Once the subversion software has been installed (see previous post) it is not time to move at least one of my existing repositories to the new environment to test my processes.
First, we take a Backup…
The process I have decided on is a SVN Dump / Load Migration. Since I am the only user on the repository, I will not have an issue with intermittent updates into my repository, therefore, it should be straight forward…
On my Windows Server, I dump the repository using the svnadmin dump command.
…then we load the Data
But before we can load the data, we need to create a (new) target repository. My SVN Repo I am transferring is named LEGO and I want to keep the name:
sudo svnadmin create /srv/svn/lego sudo chown -R www-data:subversion lego sudo chmod -R g+rws lego
This creates the new repository and adjusts the permissions.
To load the dump file, I first need to be able to access the QNAP location where it is stored. Which means I need a mount point if I don’t have one yet (e.g. a QNAP directory in /mnt) and I need to mount the network share (mind that on QNAP, it is a SAMBA share!).
sudo mount -t cifs -o username=[myuser],password=[mypasswd] //[QNAPIP]/[QNAPShare] /mnt/QNAP
Now, that does the trick… and here comes (hopefully) my loading of information into Subversion.

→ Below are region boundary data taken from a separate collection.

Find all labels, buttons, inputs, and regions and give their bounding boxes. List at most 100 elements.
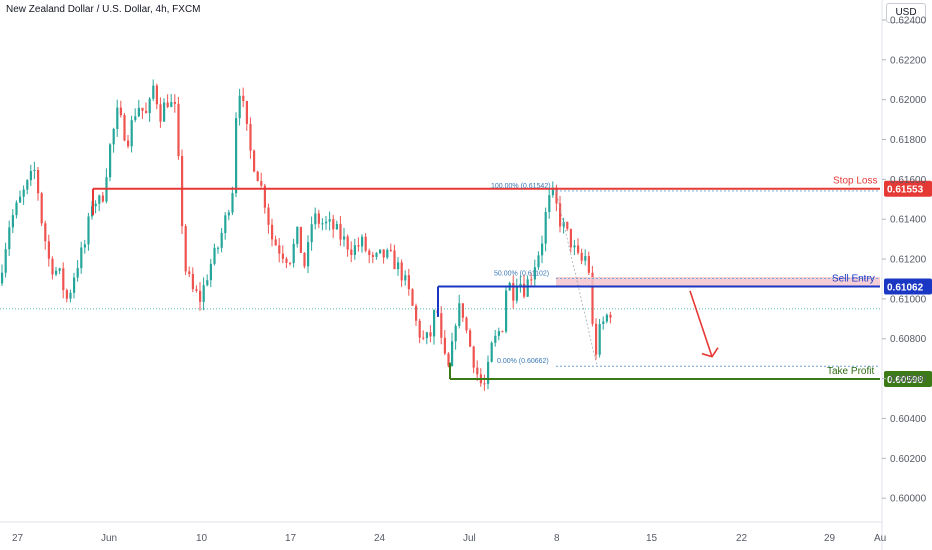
x-tick-label: 24 bbox=[374, 533, 386, 544]
candle-body bbox=[166, 102, 169, 107]
candle-body bbox=[159, 104, 162, 122]
candle-body bbox=[350, 249, 353, 255]
candle-body bbox=[447, 353, 450, 367]
candle-body bbox=[101, 195, 104, 202]
candle-body bbox=[609, 314, 612, 318]
candle-body bbox=[256, 171, 259, 182]
candle-body bbox=[533, 267, 536, 280]
candle-body bbox=[267, 207, 270, 225]
candle-body bbox=[566, 221, 569, 229]
take-profit-price-tag-bg bbox=[884, 370, 932, 387]
candle-body bbox=[69, 292, 72, 299]
candle-body bbox=[307, 242, 310, 267]
candle-body bbox=[400, 262, 403, 281]
candle-body bbox=[217, 247, 220, 249]
candle-body bbox=[512, 282, 515, 301]
candle-body bbox=[418, 320, 421, 338]
y-tick-label: 0.62000 bbox=[890, 95, 927, 106]
candle-body bbox=[595, 323, 598, 355]
candle-body bbox=[123, 115, 126, 141]
candle-body bbox=[134, 116, 137, 121]
candle-body bbox=[191, 273, 194, 290]
y-tick-label: 0.61000 bbox=[890, 294, 927, 305]
candle-body bbox=[148, 98, 151, 114]
y-tick-label: 0.60800 bbox=[890, 334, 927, 345]
x-tick-label: Jul bbox=[463, 533, 476, 544]
candle-body bbox=[285, 258, 288, 263]
candle-body bbox=[440, 313, 443, 338]
candle-body bbox=[487, 361, 490, 384]
candle-body bbox=[119, 107, 122, 116]
take-profit-label: Take Profit bbox=[827, 366, 874, 377]
candle-body bbox=[206, 280, 209, 286]
candle-body bbox=[109, 144, 112, 178]
candle-body bbox=[314, 213, 317, 225]
stop-loss-price-tag: 0.61553 bbox=[887, 185, 924, 196]
candle-body bbox=[130, 120, 133, 147]
candle-body bbox=[249, 123, 252, 151]
candle-body bbox=[163, 102, 166, 122]
candle-body bbox=[537, 255, 540, 268]
candle-body bbox=[526, 279, 529, 297]
x-tick-label: 17 bbox=[285, 533, 297, 544]
candle-body bbox=[393, 250, 396, 270]
candle-body bbox=[569, 228, 572, 248]
candle-body bbox=[461, 303, 464, 318]
fib-label: 50.00% (0.61102) bbox=[494, 271, 549, 278]
candle-body bbox=[245, 101, 248, 124]
candle-body bbox=[501, 331, 504, 333]
y-tick-label: 0.60400 bbox=[890, 414, 927, 425]
candle-body bbox=[299, 226, 302, 253]
candle-body bbox=[310, 224, 313, 243]
candle-body bbox=[141, 107, 144, 111]
candle-body bbox=[73, 277, 76, 293]
candle-body bbox=[224, 215, 227, 234]
overlays: Stop Loss 0.61553 Sell Entry 0.61062 Take Pr… bbox=[0, 176, 932, 387]
candle-body bbox=[407, 275, 410, 290]
candle-body bbox=[371, 255, 374, 257]
y-tick-label: 0.62200 bbox=[890, 55, 927, 66]
candle-body bbox=[98, 195, 101, 204]
candle-body bbox=[209, 263, 212, 281]
candle-body bbox=[425, 332, 428, 339]
candle-body bbox=[465, 317, 468, 331]
candle-body bbox=[443, 337, 446, 354]
candle-body bbox=[173, 101, 176, 104]
candle-body bbox=[397, 262, 400, 270]
candle-body bbox=[44, 223, 47, 242]
candle-body bbox=[364, 236, 367, 251]
sell-entry-price-tag-bg bbox=[884, 278, 932, 295]
candle-body bbox=[181, 156, 184, 227]
currency-button[interactable]: USD bbox=[886, 3, 926, 23]
candle-body bbox=[51, 258, 54, 275]
candle-body bbox=[213, 247, 216, 264]
x-tick-label: Au bbox=[874, 533, 886, 544]
y-tick-label: 0.61200 bbox=[890, 255, 927, 266]
candle-body bbox=[62, 268, 65, 291]
candle-body bbox=[87, 216, 90, 245]
candle-body bbox=[231, 193, 234, 213]
candle-body bbox=[76, 268, 79, 278]
candle-body bbox=[292, 243, 295, 264]
candle-body bbox=[469, 330, 472, 347]
candle-body bbox=[227, 212, 230, 216]
candle-body bbox=[281, 253, 284, 259]
candle-body bbox=[145, 110, 148, 114]
x-tick-label: 22 bbox=[736, 533, 748, 544]
sell-zone bbox=[556, 276, 880, 287]
candle-body bbox=[55, 270, 58, 275]
x-tick-label: 8 bbox=[554, 533, 560, 544]
candle-body bbox=[274, 239, 277, 246]
candle-body bbox=[253, 150, 256, 172]
candle-body bbox=[497, 331, 500, 336]
candle-body bbox=[361, 236, 364, 247]
candle-body bbox=[155, 85, 158, 105]
candle-body bbox=[29, 170, 32, 181]
y-tick-label: 0.60000 bbox=[890, 494, 927, 505]
candle-body bbox=[184, 226, 187, 272]
candle-body bbox=[58, 268, 61, 271]
candle-body bbox=[368, 250, 371, 256]
candle-body bbox=[317, 213, 320, 224]
candle-body bbox=[303, 252, 306, 267]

sudo svnadmin load /srv/svn/lego < /mnt/QNAP/LEGO/LEGO.dump
Send it… and watch the load proceed!
Checking the Data is actually there…
But how can we tell it actually worked? Well – two ways: we can first look at the WebDAV Interface through the web browser.
Looks like my repository has finally made it to its new (test) location. Which is good. Now, I can rest assured that I can not only properly backup my data – I can also recover it. And I can recover it “cross-system”, from a Windows-based environment to a Linux-based environment.